In 1954 Tápies met and became friends with the French art critic and curator Michel Tapié, who used the term ‘Art Informel’ to refer to the anti-geometric, anti-naturalistic and nonfigurative formal preoccupations of an art stressing the looseness of form and the irrational – a radical break with all traditional notions of order and composition; in Tápies’ words: “I was searching for images which would be impossible to describe either as amorphous or precise, full or empty, in which one cannot tell where the bodies begin and the space ends. It seemed to be the will to show more than ever the trap of reason, the ‘net’ of the world… And I put all this into practice not with the simplifications of the classical ‘abstracts’, but rather with techniques which were more experimental and more unusual, which had been touched upon only by some of the masters of the surrealist period.” (Antoni Tápies,
Memoria Personal, Barcelona 1977, pp. 297-98)
For Tàpies all his work is an ongoing process of investigation into the mystery of existence made through an intuitive exploration of matter. “A picture is nothing” he has said, “it is a door that leads to another door...The truth we seek will never be found in a picture: it will only appear behind the last door that the viewer succeeds in opening by his own efforts.” (Antoni Tàpies quoted in: Exh.

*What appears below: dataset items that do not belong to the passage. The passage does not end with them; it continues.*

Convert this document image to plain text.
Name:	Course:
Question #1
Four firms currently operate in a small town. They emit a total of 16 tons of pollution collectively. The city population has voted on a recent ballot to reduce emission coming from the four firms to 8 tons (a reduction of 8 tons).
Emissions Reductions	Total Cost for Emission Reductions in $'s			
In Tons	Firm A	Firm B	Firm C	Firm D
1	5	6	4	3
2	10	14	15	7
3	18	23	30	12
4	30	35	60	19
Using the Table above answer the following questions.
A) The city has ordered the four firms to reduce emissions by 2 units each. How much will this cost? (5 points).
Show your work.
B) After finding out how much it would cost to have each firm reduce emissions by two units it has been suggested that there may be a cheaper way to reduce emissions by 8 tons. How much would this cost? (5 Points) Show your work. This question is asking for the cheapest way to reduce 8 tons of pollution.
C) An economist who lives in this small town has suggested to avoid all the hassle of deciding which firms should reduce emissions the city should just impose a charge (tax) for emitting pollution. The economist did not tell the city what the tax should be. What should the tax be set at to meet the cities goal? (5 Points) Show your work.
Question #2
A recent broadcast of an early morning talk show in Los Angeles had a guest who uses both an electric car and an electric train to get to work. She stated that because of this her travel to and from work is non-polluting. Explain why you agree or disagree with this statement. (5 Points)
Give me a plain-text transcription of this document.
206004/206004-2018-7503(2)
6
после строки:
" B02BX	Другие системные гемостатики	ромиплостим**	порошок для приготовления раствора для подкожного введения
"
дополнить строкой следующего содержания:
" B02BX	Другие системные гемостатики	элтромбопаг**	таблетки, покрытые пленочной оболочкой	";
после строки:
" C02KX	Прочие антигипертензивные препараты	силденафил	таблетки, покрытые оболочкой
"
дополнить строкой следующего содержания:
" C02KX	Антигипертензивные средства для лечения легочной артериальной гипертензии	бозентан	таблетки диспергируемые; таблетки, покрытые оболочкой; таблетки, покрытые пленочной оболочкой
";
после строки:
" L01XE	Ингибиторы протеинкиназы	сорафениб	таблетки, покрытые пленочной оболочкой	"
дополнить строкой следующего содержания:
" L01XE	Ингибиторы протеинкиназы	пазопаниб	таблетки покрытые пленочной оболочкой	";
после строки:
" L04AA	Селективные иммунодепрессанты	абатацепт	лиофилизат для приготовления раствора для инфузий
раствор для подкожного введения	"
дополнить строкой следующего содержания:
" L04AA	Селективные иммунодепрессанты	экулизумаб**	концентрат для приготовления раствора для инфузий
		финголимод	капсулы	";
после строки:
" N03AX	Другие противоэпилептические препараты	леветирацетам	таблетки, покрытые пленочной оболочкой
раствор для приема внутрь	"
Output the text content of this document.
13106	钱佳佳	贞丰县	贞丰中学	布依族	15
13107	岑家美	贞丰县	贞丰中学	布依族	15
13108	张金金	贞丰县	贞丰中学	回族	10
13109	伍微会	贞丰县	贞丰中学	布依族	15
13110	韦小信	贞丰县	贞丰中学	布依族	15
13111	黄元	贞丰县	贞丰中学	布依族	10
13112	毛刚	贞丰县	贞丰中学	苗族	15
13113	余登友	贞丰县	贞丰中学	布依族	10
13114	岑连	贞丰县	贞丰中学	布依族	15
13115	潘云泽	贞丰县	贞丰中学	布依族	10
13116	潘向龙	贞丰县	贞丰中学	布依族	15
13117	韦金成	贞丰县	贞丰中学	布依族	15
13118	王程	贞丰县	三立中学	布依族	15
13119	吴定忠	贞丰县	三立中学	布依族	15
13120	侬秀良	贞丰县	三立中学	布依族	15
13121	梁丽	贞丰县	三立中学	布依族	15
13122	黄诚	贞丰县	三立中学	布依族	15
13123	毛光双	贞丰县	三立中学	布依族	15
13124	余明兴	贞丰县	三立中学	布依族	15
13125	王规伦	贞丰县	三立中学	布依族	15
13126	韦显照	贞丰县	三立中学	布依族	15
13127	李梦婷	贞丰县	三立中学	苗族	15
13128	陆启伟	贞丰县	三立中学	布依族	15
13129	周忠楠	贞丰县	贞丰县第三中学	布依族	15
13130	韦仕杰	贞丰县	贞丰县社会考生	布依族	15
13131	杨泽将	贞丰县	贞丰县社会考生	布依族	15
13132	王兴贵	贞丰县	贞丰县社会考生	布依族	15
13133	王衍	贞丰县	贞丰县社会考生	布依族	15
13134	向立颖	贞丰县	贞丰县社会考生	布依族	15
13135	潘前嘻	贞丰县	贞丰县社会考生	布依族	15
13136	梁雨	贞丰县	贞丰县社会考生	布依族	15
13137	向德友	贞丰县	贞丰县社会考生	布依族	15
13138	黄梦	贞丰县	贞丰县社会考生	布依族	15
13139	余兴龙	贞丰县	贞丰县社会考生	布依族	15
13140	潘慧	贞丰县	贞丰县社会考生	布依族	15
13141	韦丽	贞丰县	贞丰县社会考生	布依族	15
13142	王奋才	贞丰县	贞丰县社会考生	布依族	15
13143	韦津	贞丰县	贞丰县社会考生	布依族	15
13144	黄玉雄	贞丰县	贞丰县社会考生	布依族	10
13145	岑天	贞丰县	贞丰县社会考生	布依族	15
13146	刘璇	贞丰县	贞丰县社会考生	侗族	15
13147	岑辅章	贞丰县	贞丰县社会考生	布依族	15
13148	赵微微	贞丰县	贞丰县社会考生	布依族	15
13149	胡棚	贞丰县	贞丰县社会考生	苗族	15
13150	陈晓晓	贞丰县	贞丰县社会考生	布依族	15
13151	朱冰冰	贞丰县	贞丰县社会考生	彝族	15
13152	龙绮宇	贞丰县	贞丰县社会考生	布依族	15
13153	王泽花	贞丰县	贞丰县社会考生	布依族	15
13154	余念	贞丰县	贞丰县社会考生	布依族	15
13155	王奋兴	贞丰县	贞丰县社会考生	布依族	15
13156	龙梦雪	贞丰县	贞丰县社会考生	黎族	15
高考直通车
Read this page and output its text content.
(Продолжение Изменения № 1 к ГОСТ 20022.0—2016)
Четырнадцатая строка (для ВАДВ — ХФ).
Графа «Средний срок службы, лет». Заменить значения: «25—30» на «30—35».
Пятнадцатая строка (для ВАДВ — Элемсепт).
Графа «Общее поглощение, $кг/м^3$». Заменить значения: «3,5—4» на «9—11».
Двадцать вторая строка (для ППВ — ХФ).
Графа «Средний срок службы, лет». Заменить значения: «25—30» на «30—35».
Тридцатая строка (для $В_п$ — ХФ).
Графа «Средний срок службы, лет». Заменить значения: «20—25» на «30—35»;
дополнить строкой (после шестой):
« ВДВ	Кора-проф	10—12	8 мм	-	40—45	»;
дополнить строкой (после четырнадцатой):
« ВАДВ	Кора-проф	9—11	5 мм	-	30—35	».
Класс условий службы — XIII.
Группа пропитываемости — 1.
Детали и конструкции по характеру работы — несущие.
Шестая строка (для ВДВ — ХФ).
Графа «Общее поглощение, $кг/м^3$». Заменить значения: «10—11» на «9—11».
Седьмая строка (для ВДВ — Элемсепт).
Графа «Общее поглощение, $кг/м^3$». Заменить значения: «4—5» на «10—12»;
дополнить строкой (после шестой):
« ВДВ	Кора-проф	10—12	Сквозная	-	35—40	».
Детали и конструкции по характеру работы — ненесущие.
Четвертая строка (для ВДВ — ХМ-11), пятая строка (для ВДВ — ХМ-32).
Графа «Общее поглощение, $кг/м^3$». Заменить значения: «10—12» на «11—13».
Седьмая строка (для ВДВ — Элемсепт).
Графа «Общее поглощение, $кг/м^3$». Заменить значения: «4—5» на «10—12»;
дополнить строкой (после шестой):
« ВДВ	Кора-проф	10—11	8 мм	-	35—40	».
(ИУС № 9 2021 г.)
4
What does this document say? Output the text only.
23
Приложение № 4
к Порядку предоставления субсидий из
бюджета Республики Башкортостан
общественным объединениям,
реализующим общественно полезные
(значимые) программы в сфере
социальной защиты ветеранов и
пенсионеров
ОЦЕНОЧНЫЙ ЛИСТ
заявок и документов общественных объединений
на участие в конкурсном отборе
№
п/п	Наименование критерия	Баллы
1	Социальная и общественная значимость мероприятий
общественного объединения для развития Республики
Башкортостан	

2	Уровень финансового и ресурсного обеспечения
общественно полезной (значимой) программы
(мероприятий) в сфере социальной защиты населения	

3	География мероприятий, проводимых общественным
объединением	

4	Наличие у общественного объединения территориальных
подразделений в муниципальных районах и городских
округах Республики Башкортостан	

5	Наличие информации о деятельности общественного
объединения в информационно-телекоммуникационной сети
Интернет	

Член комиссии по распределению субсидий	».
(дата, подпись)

Cat., New York, Solomon R. Guggenheim Museum, Tàpies, 1995, p. 36). Time and material are interdependent and eventually part of the same entity. Time, as a concept, can only be experienced through its effects on material. All matter is in a constant state of transformation and the precise nature or form that it takes is determined by the passing of time and, perhaps, by the intervention of a third party such as an artist. L'Abraçada lyrically symbolises the intellectual voyage Tápies has undergone to affirm himself as one of Spain’s leading artists.